# Derive a heat equation for a shrinking nanoparticle

I consider a spherical nanoparticle (NP) that is shrinking, for instance due to a melting process. I know that the pressure $p$ is proportional to $1/R(t)$, where $R(t)$ is the radius of the NP at time $t$. Conservation of energy states $$\rho\frac{\partial u}{\partial t}=\nabla\cdot\vec q,$$ where $\rho$ is the density, $u$ is the internal energy and $\vec q$ is the heat flux given by Fourier's law, $$\vec q=-k\nabla T.$$ The classical heat equation is obtained by assuming that the volume is constant along the whole process, which leads to $du=c_vdT$. Under constant pressure, a similar equation holds, derived from $$dh=du+d(pv),$$ where $h$ is the specific enthalpy. In this case, where neither the volume nor the pressure is constant, in which way could the internal energy be related to the temperature to obtain an equation involving only $T$? The only quantity which is kept constant in this case is the density, but I don't know how to go on... Any help would be appreciated!

• Have you considered the answer?
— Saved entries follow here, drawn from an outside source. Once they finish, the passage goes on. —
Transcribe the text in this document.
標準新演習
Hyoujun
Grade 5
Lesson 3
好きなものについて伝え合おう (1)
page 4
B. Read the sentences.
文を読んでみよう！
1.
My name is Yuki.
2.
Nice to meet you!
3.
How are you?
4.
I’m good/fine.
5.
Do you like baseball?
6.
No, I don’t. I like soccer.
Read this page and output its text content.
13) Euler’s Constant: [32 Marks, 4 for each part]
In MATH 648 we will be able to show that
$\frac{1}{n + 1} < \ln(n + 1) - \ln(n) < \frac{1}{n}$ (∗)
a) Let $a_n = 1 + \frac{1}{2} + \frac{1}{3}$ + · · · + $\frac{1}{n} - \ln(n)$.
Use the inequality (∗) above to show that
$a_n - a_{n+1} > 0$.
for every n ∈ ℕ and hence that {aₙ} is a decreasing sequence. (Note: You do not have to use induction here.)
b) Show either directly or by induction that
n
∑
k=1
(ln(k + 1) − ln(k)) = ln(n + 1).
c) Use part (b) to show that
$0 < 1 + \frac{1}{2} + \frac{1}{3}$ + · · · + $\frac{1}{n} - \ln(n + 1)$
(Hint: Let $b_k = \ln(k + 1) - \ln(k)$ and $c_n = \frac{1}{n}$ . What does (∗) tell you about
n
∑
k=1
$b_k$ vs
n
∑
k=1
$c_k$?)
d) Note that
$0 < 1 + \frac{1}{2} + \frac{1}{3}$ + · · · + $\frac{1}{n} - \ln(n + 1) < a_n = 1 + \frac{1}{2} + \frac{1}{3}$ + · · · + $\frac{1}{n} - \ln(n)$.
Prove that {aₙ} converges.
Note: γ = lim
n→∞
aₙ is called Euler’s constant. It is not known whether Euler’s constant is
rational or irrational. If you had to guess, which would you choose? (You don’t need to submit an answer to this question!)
Apr 29, 2019 at 8:52
• If the density is constant, then the specific volume must, by definition, also be constant, and it's specific volume (not total volume) that appears in that formula for the specific enthalpy. Dec 19, 2020 at 15:30

Have you considered an elastic control volume around the solid? The boundary shrinks as the particle melts, and calculations can be made with extrinsic (total internal energy) rather than intrinsic variables (specific internal energy). If you draw your control volume only around the solid phase, you'll have to estimate the mass leaving the control volume as liquid: $$\left. \frac{dm}{dt} \right|_{NP} = -\dot{m}_{liq}$$ and estimate the internal energy leaving the control volume as liquid as well as the internal energy used to melt the particle: $$\left. \frac{dU}{dt} \right|_{NP} = -\dot{m}_{liq}(u_{ls} +u_{l}) + \int_{A} \nabla \cdot \vec{q}$$ Where $u_{l}$ is the specific internal energy at which the NP melts and $u_{ls}$ is the latent heat of melting I integrated the heat flux in this case, over the surface area of the particle. The equations can be given in terms of temperature and mass if you know the specific heats ,$C_{s}$ and $C_{l}$ for solid and liquid, and . $$\left. c_{s}\left( m\frac{dT}{dt} + T\frac{dm}{dt} \right) \right|_{NP} = \int_{A}\nabla \cdot \vec{q} -\dot{m}_{liq}\left(T_{sat}c_{l} + u_{ls} \right)$$